Atrial fibrillation (AF) is the most common arrhythmia lasting for more than 30 seconds. Its prevalence in the population increases with age, and it is estimated to affect over 4 percent of the population above the age of 60 [1-3]. (See "Epidemiology of and risk factors for atrial fibrillation", section on 'Epidemiology'.)
Paroxysmal atrial fibrillation (PAF), also termed intermittent AF, is defined as recurrent (two or more) episodes of AF that terminate spontaneously in less than seven days, usually less than 24 hours [4-6]. “Persistent” (AF that continues until reverted chemically or electrically), “longstanding persistent”, and “permanent” (AF continued as the underlying rhythm of choice) are the other types of AF. (See "Overview of atrial fibrillation".)

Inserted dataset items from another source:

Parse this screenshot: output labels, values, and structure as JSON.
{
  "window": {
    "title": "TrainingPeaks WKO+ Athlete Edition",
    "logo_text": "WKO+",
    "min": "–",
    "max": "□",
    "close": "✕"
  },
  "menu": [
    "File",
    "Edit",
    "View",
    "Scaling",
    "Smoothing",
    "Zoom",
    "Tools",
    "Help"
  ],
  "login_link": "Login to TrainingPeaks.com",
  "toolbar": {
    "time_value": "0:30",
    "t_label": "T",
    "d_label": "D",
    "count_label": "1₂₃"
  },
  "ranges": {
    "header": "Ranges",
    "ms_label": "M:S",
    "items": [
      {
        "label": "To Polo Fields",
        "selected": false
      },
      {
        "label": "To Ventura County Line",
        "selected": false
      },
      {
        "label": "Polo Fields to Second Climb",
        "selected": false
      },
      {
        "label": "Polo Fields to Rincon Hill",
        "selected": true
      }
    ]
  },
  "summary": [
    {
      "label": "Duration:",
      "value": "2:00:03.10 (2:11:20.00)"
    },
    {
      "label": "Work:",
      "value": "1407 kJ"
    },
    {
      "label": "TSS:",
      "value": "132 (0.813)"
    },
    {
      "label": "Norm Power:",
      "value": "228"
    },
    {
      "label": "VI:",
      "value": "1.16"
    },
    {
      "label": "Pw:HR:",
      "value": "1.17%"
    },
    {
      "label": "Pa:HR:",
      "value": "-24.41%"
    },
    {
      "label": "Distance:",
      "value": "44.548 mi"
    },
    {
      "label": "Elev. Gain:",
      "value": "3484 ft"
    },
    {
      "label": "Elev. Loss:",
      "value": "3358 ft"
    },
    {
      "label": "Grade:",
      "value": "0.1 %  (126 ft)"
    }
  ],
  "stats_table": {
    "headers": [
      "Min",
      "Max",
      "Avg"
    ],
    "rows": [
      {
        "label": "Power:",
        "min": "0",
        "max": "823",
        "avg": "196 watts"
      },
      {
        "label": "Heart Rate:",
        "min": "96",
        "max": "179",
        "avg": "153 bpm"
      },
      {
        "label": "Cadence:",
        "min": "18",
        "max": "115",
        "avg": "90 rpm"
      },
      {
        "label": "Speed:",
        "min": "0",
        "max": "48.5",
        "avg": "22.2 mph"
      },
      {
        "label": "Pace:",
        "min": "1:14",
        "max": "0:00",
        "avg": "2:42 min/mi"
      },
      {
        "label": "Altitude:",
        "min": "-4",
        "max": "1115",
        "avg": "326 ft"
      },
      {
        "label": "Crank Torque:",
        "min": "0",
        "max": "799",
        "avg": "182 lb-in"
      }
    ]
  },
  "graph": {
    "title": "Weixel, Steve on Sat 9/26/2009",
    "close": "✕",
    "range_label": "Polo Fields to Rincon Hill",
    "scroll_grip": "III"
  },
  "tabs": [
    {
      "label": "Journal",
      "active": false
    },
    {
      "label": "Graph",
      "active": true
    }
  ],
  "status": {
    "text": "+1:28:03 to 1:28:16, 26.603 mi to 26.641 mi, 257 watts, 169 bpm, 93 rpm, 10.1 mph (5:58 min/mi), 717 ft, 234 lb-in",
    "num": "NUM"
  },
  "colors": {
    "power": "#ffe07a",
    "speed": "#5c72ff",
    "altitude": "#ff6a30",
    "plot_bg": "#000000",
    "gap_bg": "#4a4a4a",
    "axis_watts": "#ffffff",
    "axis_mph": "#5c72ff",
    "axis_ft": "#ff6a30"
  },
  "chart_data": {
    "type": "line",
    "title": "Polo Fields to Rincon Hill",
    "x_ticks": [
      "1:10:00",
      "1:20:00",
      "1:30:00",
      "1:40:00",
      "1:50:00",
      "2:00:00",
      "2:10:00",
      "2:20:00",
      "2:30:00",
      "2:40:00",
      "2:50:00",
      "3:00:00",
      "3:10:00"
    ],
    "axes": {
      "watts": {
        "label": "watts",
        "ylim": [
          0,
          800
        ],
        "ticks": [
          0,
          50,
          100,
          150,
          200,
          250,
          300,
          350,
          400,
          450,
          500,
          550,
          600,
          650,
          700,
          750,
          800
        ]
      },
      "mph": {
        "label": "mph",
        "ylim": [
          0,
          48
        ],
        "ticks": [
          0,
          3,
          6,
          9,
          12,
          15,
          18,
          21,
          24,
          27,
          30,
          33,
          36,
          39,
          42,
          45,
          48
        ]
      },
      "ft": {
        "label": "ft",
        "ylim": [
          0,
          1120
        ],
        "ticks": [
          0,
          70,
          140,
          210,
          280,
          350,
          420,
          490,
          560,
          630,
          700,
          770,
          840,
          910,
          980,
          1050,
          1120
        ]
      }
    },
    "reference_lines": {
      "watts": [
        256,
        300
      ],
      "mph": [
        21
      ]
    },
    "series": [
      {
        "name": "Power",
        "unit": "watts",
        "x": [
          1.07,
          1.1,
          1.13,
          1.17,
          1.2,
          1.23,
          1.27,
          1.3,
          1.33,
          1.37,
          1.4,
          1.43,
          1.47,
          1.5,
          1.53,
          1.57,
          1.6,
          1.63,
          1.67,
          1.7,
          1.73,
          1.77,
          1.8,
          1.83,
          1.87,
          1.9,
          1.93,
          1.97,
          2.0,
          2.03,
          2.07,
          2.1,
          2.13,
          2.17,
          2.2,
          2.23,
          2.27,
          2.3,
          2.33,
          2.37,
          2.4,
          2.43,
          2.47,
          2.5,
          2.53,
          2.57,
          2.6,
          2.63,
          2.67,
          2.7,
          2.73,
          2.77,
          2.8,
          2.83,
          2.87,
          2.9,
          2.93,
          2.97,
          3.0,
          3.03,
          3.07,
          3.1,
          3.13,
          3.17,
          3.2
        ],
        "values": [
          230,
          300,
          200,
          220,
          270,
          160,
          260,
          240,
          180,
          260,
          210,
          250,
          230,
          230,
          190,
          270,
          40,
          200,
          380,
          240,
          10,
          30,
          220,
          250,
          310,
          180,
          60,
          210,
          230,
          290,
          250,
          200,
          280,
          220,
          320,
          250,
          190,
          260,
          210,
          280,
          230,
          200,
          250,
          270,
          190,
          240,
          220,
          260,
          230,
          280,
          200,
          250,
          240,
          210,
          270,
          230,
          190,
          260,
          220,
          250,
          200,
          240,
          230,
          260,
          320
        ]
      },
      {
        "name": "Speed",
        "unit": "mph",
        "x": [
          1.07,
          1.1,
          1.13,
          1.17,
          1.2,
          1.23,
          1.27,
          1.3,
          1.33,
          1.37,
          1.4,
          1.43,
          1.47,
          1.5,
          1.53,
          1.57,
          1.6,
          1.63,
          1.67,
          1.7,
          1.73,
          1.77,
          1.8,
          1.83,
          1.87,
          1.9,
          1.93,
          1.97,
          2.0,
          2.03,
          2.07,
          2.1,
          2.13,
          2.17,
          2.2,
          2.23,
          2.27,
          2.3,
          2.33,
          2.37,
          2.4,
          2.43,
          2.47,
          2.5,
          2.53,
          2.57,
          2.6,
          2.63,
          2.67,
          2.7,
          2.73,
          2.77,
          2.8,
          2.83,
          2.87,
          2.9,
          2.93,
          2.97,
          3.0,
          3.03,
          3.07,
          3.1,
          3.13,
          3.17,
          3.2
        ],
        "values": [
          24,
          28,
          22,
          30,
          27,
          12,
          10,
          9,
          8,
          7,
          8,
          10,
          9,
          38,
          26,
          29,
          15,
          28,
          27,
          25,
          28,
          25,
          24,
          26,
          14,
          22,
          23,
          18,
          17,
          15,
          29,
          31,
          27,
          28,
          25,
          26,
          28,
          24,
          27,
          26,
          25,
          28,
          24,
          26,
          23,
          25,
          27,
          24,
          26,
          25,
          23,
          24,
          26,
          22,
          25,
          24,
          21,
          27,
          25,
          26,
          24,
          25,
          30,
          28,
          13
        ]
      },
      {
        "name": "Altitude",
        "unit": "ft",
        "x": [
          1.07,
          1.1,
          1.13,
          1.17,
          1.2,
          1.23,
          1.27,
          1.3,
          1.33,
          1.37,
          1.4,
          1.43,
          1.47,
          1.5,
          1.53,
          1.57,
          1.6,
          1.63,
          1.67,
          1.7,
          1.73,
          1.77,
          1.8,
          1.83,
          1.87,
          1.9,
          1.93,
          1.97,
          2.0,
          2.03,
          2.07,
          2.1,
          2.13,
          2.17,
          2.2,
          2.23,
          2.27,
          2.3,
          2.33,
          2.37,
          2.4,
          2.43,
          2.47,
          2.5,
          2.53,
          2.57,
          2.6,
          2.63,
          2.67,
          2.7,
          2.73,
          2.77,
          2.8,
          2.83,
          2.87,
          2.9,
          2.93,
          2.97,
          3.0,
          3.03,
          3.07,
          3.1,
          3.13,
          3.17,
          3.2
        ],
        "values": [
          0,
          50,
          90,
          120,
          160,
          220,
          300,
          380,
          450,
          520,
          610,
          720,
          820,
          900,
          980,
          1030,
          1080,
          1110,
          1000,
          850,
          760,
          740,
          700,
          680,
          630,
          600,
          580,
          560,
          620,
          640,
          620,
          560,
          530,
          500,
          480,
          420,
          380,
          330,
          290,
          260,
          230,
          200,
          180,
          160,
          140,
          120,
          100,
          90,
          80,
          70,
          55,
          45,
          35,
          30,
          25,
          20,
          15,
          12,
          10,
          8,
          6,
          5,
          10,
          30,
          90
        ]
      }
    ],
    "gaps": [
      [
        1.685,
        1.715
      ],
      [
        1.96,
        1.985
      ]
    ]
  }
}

This definition applies to recurrent intermittent episodes of AF that are unrelated to a reversible cause. If the AF is secondary to cardiac surgery, pericarditis, myocardial infarction (MI), hyperthyroidism, pulmonary embolism, pulmonary disease, or other reversible causes, therapy is directed toward the underlying disease as well as the AF.(See "Epidemiology of and risk factors for atrial fibrillation".)

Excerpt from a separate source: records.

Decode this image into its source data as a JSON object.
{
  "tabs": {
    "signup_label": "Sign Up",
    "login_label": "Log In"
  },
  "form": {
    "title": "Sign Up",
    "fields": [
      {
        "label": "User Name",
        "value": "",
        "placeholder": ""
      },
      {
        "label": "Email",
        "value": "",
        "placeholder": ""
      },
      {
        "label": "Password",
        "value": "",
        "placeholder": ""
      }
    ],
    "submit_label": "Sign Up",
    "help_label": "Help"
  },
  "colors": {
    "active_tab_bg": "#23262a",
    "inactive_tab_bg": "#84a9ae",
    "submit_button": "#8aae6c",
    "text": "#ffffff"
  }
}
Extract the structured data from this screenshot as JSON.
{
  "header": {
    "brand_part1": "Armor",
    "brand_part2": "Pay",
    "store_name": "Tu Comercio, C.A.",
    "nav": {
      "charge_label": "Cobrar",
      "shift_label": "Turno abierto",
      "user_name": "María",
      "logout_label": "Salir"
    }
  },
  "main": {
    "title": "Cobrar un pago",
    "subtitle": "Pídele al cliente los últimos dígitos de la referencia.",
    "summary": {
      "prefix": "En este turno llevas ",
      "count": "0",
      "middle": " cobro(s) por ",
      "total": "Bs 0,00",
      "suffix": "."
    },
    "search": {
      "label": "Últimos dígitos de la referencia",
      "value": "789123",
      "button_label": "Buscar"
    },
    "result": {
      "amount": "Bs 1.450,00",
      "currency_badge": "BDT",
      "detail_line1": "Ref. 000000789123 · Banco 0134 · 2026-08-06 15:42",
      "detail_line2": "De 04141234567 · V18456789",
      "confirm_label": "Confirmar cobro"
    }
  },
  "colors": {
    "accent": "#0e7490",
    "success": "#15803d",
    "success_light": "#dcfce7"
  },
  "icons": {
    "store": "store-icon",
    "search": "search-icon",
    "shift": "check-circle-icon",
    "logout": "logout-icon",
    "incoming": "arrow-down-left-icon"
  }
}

The frequency of paroxysmal AF (PAF) is uncertain, because up to 90 percent of episodes are asymptomatic [7,8], including some that last more than 48 hours .
This topic will address the ways in which patients with PAF differ from the broad population of patients with AF. However, in many instances, patients with PAF are managed in a manner similar to those with more sustained forms of AF.